Un documentaire sur l’industrie de la pornographie doit s’accompagner de mises en garde à l’auditoire, déclare le Conseil canadien des normes de la radiotélévision

Ottawa, le 13 septembre 2005 – Le Conseil canadien des normes de la radiotélévision (CCNR) rendait publique aujourd’hui sa décision concernant la diffusion du documentaire intitulé Sex: The Annabel Chong Story à l’antenne de The Documentary Channel le 10 mai 2005 à minuit, heure normale de l’Est. Le Comité national des services spécialisés du CCNR a déterminé que le film n’a pas enfreint les dispositions des codes concernant la diffusion de contenu sexuellement explicite ou indûment discriminatoire à l’endroit d’un groupe identifiable. Cependant, il en est venu à la conclusion que ce documentaire aurait dû s’accompagner de mises en garde signalant la présence à l’auditoire de contenu sexuellement explicite et de langage grossier.

Le documentaire Sex: The Annabel Chong Story traite de Grace Quek, une actrice de films pornographiques dont le nom de scène est Annabel Chong. Le film présente, entre autres, des entrevues avec Quek elle-même, ainsi qu’avec ses amis, sa famille, ses enseignants et ses employés. Il y a également des clips de certains des films pornographiques de Chong et du dialogue sexuellement explicite. Un téléspectateur s’est plaint que cette émission sexuellement explicite ne constituait pas du tout un documentaire étant donné le sujet traité, et qu’il ne convenait pas par conséquent qu’un canal de documentaires sérieux le diffuse. Il a de plus souligné que le film abaisse les femmes en général et les femmes asiatiques en particulier.

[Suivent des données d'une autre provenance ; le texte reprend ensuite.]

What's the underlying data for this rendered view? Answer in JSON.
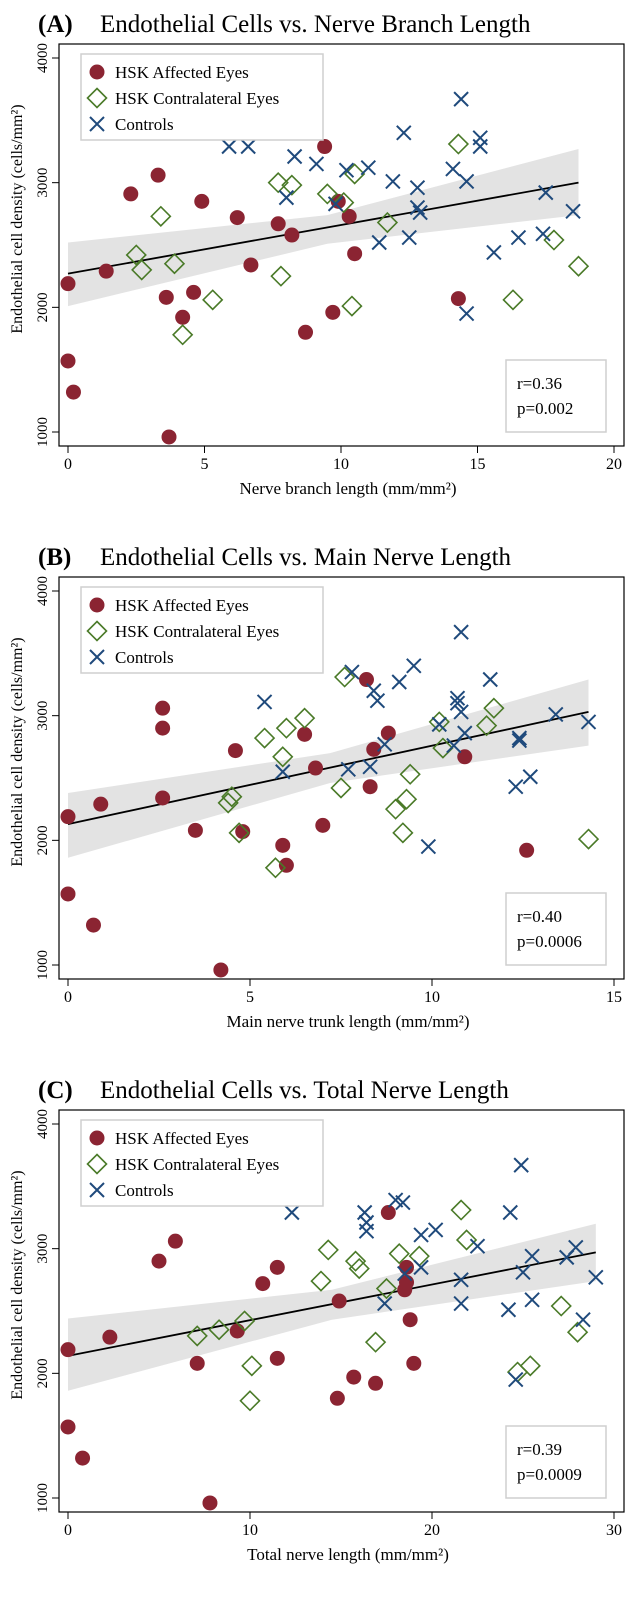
{
  "chart_data": [
    {
      "type": "scatter",
      "panel_label": "(A)",
      "title": "Endothelial Cells vs. Nerve Branch Length",
      "xlabel": "Nerve branch length (mm/mm²)",
      "ylabel": "Endothelial cell density (cells/mm²)",
      "xlim": [
        0,
        20
      ],
      "ylim": [
        1000,
        4000
      ],
      "xticks": [
        "0",
        "5",
        "10",
        "15",
        "20"
      ],
      "yticks": [
        "1000",
        "2000",
        "3000",
        "4000"
      ],
      "legend_position": "top-left",
      "stat_r": "r=0.36",
      "stat_p": "p=0.002",
      "fit_line": {
        "x": [
          0,
          18.7
        ],
        "y": [
          2270,
          3000
        ]
      },
      "ci_band": {
        "x": [
          0,
          9.5,
          18.7
        ],
        "upper": [
          2520,
          2740,
          3270
        ],
        "lower": [
          2010,
          2510,
          2740
        ]
      },
      "series": [
        {
          "name": "HSK Affected Eyes",
          "marker": "circle",
          "color": "#8b2432",
          "points": [
            [
              0,
              2190
            ],
            [
              0,
              1570
            ],
            [
              0.2,
              1320
            ],
            [
              1.4,
              2290
            ],
            [
              2.3,
              2910
            ],
            [
              3.3,
              3060
            ],
            [
              3.6,
              2080
            ],
            [
              3.7,
              960
            ],
            [
              4.2,
              1920
            ],
            [
              4.6,
              2120
            ],
            [
              4.9,
              2850
            ],
            [
              6.2,
              2720
            ],
            [
              6.7,
              2340
            ],
            [
              7.7,
              2670
            ],
            [
              8.2,
              2580
            ],
            [
              8.7,
              1800
            ],
            [
              9.4,
              3290
            ],
            [
              9.7,
              1960
            ],
            [
              9.9,
              2850
            ],
            [
              10.3,
              2730
            ],
            [
              10.5,
              2430
            ],
            [
              14.3,
              2070
            ]
          ]
        },
        {
          "name": "HSK Contralateral Eyes",
          "marker": "diamond",
          "color": "#4a7a28",
          "points": [
            [
              2.5,
              2420
            ],
            [
              2.7,
              2300
            ],
            [
              3.4,
              2730
            ],
            [
              3.9,
              2350
            ],
            [
              4.2,
              1780
            ],
            [
              5.3,
              2060
            ],
            [
              7.7,
              3000
            ],
            [
              7.8,
              2250
            ],
            [
              8.2,
              2980
            ],
            [
              9.5,
              2910
            ],
            [
              10.1,
              2840
            ],
            [
              10.4,
              2010
            ],
            [
              10.5,
              3070
            ],
            [
              11.7,
              2680
            ],
            [
              14.3,
              3310
            ],
            [
              16.3,
              2060
            ],
            [
              17.8,
              2540
            ],
            [
              18.7,
              2330
            ]
          ]
        },
        {
          "name": "Controls",
          "marker": "x",
          "color": "#1f4a7c",
          "points": [
            [
              5.9,
              3290
            ],
            [
              6.6,
              3290
            ],
            [
              8.0,
              2880
            ],
            [
              8.3,
              3210
            ],
            [
              9.1,
              3150
            ],
            [
              9.8,
              2830
            ],
            [
              10.2,
              3100
            ],
            [
              11.0,
              3120
            ],
            [
              11.4,
              2520
            ],
            [
              11.9,
              3010
            ],
            [
              12.3,
              3400
            ],
            [
              12.5,
              2560
            ],
            [
              12.8,
              2960
            ],
            [
              12.8,
              2800
            ],
            [
              12.9,
              2760
            ],
            [
              14.1,
              3110
            ],
            [
              14.4,
              3670
            ],
            [
              14.6,
              1950
            ],
            [
              14.6,
              3010
            ],
            [
              15.1,
              3360
            ],
            [
              15.1,
              3290
            ],
            [
              15.6,
              2440
            ],
            [
              16.5,
              2560
            ],
            [
              17.4,
              2590
            ],
            [
              17.5,
              2920
            ],
            [
              18.5,
              2770
            ]
          ]
        }
      ]
    },
    {
      "type": "scatter",
      "panel_label": "(B)",
      "title": "Endothelial Cells vs. Main Nerve Length",
      "xlabel": "Main nerve trunk length (mm/mm²)",
      "ylabel": "Endothelial cell density (cells/mm²)",
      "xlim": [
        0,
        15
      ],
      "ylim": [
        1000,
        4000
      ],
      "xticks": [
        "0",
        "5",
        "10",
        "15"
      ],
      "yticks": [
        "1000",
        "2000",
        "3000",
        "4000"
      ],
      "legend_position": "top-left",
      "stat_r": "r=0.40",
      "stat_p": "p=0.0006",
      "fit_line": {
        "x": [
          0,
          14.3
        ],
        "y": [
          2130,
          3030
        ]
      },
      "ci_band": {
        "x": [
          0,
          7.2,
          14.3
        ],
        "upper": [
          2380,
          2700,
          3290
        ],
        "lower": [
          1860,
          2460,
          2760
        ]
      },
      "series": [
        {
          "name": "HSK Affected Eyes",
          "marker": "circle",
          "color": "#8b2432",
          "points": [
            [
              0,
              2190
            ],
            [
              0,
              1570
            ],
            [
              0.7,
              1320
            ],
            [
              0.9,
              2290
            ],
            [
              2.6,
              3060
            ],
            [
              2.6,
              2900
            ],
            [
              2.6,
              2340
            ],
            [
              3.5,
              2080
            ],
            [
              4.2,
              960
            ],
            [
              4.6,
              2720
            ],
            [
              4.8,
              2070
            ],
            [
              5.9,
              1960
            ],
            [
              6.0,
              1800
            ],
            [
              6.5,
              2850
            ],
            [
              6.8,
              2580
            ],
            [
              7.0,
              2120
            ],
            [
              8.2,
              3290
            ],
            [
              8.3,
              2430
            ],
            [
              8.4,
              2730
            ],
            [
              8.8,
              2860
            ],
            [
              10.9,
              2670
            ],
            [
              12.6,
              1920
            ]
          ]
        },
        {
          "name": "HSK Contralateral Eyes",
          "marker": "diamond",
          "color": "#4a7a28",
          "points": [
            [
              4.4,
              2300
            ],
            [
              4.5,
              2350
            ],
            [
              4.7,
              2060
            ],
            [
              5.4,
              2820
            ],
            [
              5.7,
              1780
            ],
            [
              5.9,
              2670
            ],
            [
              6.0,
              2900
            ],
            [
              6.5,
              2980
            ],
            [
              7.5,
              2420
            ],
            [
              7.6,
              3310
            ],
            [
              9.0,
              2250
            ],
            [
              9.2,
              2060
            ],
            [
              9.3,
              2330
            ],
            [
              9.4,
              2530
            ],
            [
              10.2,
              2950
            ],
            [
              10.3,
              2740
            ],
            [
              11.5,
              2920
            ],
            [
              11.7,
              3060
            ],
            [
              14.3,
              2010
            ]
          ]
        },
        {
          "name": "Controls",
          "marker": "x",
          "color": "#1f4a7c",
          "points": [
            [
              5.4,
              3110
            ],
            [
              5.9,
              2550
            ],
            [
              7.7,
              2570
            ],
            [
              7.8,
              3350
            ],
            [
              8.3,
              2590
            ],
            [
              8.4,
              3200
            ],
            [
              8.5,
              3120
            ],
            [
              8.7,
              2770
            ],
            [
              9.1,
              3270
            ],
            [
              9.5,
              3400
            ],
            [
              9.9,
              1950
            ],
            [
              10.2,
              2930
            ],
            [
              10.6,
              2760
            ],
            [
              10.7,
              3100
            ],
            [
              10.7,
              3140
            ],
            [
              10.8,
              3670
            ],
            [
              10.8,
              3030
            ],
            [
              10.9,
              2860
            ],
            [
              11.6,
              3290
            ],
            [
              12.3,
              2430
            ],
            [
              12.4,
              2820
            ],
            [
              12.4,
              2800
            ],
            [
              12.7,
              2510
            ],
            [
              13.4,
              3010
            ],
            [
              14.3,
              2950
            ]
          ]
        }
      ]
    },
    {
      "type": "scatter",
      "panel_label": "(C)",
      "title": "Endothelial Cells vs. Total Nerve Length",
      "xlabel": "Total nerve length (mm/mm²)",
      "ylabel": "Endothelial cell density (cells/mm²)",
      "xlim": [
        0,
        30
      ],
      "ylim": [
        1000,
        4000
      ],
      "xticks": [
        "0",
        "10",
        "20",
        "30"
      ],
      "yticks": [
        "1000",
        "2000",
        "3000",
        "4000"
      ],
      "legend_position": "top-left",
      "stat_r": "r=0.39",
      "stat_p": "p=0.0009",
      "fit_line": {
        "x": [
          0,
          29
        ],
        "y": [
          2140,
          2970
        ]
      },
      "ci_band": {
        "x": [
          0,
          14.5,
          29
        ],
        "upper": [
          2440,
          2670,
          3200
        ],
        "lower": [
          1860,
          2430,
          2740
        ]
      },
      "series": [
        {
          "name": "HSK Affected Eyes",
          "marker": "circle",
          "color": "#8b2432",
          "points": [
            [
              0,
              2190
            ],
            [
              0,
              1570
            ],
            [
              0.8,
              1320
            ],
            [
              2.3,
              2290
            ],
            [
              5.0,
              2900
            ],
            [
              5.9,
              3060
            ],
            [
              7.1,
              2080
            ],
            [
              7.8,
              960
            ],
            [
              9.3,
              2340
            ],
            [
              10.7,
              2720
            ],
            [
              11.5,
              2850
            ],
            [
              11.5,
              2120
            ],
            [
              14.8,
              1800
            ],
            [
              14.9,
              2580
            ],
            [
              15.7,
              1970
            ],
            [
              16.9,
              1920
            ],
            [
              17.6,
              3290
            ],
            [
              18.5,
              2670
            ],
            [
              18.6,
              2730
            ],
            [
              18.6,
              2850
            ],
            [
              18.8,
              2430
            ],
            [
              19.0,
              2080
            ]
          ]
        },
        {
          "name": "HSK Contralateral Eyes",
          "marker": "diamond",
          "color": "#4a7a28",
          "points": [
            [
              7.1,
              2300
            ],
            [
              8.3,
              2350
            ],
            [
              9.7,
              2420
            ],
            [
              10.1,
              2060
            ],
            [
              10.0,
              1780
            ],
            [
              13.9,
              2740
            ],
            [
              14.3,
              2990
            ],
            [
              15.8,
              2900
            ],
            [
              16.0,
              2840
            ],
            [
              16.9,
              2250
            ],
            [
              17.5,
              2680
            ],
            [
              18.2,
              2960
            ],
            [
              19.3,
              2940
            ],
            [
              21.6,
              3310
            ],
            [
              21.9,
              3070
            ],
            [
              24.7,
              2010
            ],
            [
              25.4,
              2060
            ],
            [
              27.1,
              2540
            ],
            [
              28.0,
              2330
            ]
          ]
        },
        {
          "name": "Controls",
          "marker": "x",
          "color": "#1f4a7c",
          "points": [
            [
              12.3,
              3290
            ],
            [
              16.3,
              3290
            ],
            [
              16.4,
              3210
            ],
            [
              16.4,
              3140
            ],
            [
              17.4,
              2560
            ],
            [
              18.0,
              3390
            ],
            [
              18.4,
              3370
            ],
            [
              18.5,
              2800
            ],
            [
              19.4,
              3110
            ],
            [
              20.2,
              3150
            ],
            [
              22.5,
              3020
            ],
            [
              21.6,
              2750
            ],
            [
              21.6,
              2560
            ],
            [
              24.2,
              2510
            ],
            [
              24.3,
              3290
            ],
            [
              24.6,
              1950
            ],
            [
              24.9,
              3670
            ],
            [
              25.0,
              2810
            ],
            [
              25.5,
              2940
            ],
            [
              25.5,
              2590
            ],
            [
              27.4,
              2930
            ],
            [
              27.9,
              3010
            ],
            [
              28.3,
              2430
            ],
            [
              29.0,
              2770
            ],
            [
              19.4,
              2850
            ]
          ]
        }
      ]
    }
  ]
}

Le Comité national des services spécialisés du CCNR a étudié la plainte à la lumière du Code de déontologie et du Code concernant les stéréotypes sexuels à la radio et à la télévision de l’Association canadienne des radiodiffuseurs (ACR). Le Comité a trouvé en premier lieu que le sujet du film cadrait effectivement avec son statut de documentaire. Il n’existe aucune raison pour laquelle un documentaire « ne peut pas également être, à titre d’exemple, un documentaire comique, musical ou même particulièrement sexuellement explicite. » Comme l’a décidé le Comité, « le sujet du film ne change pas la nature de la formule de l’émission » et The Documentary Channel avait entièrement le droit de diffuser un documentaire axé sur un thème sexuel.

Il en est également venu à la conclusion que même si le documentaire traitait de l’industrie de la pornographie, il n’exploitait pas les femmes. De plus, même si le film fait état des origines asiatiques de Chong, le Comité n’a pas constaté de « déclaration négative à son sujet qui soit fondée sur sa race. » Nonobstant les conclusions de fond qui précèdent, le Comité a néanmoins souligné que les émissions à l’intention des adultes ne doivent pas être diffusées avant le début de la plage des heures tardives, à savoir 21 h, et doivent s’accompagner de mises en garde à l’auditoire. Bien qu’en diffusant le film à minuit, heure normale de l’Est, The Documentary Channel a effectivement respecté l’exigence concernant la plage des heures tardives dans tous les fuseaux horaires, il a enfreint le Code de déontologie de l’ACR pour n’avoir présenté aucune mise en garde à l’auditoire, même si le télédiffuseur a expliqué que ce manquement était attribuable à un problème technique.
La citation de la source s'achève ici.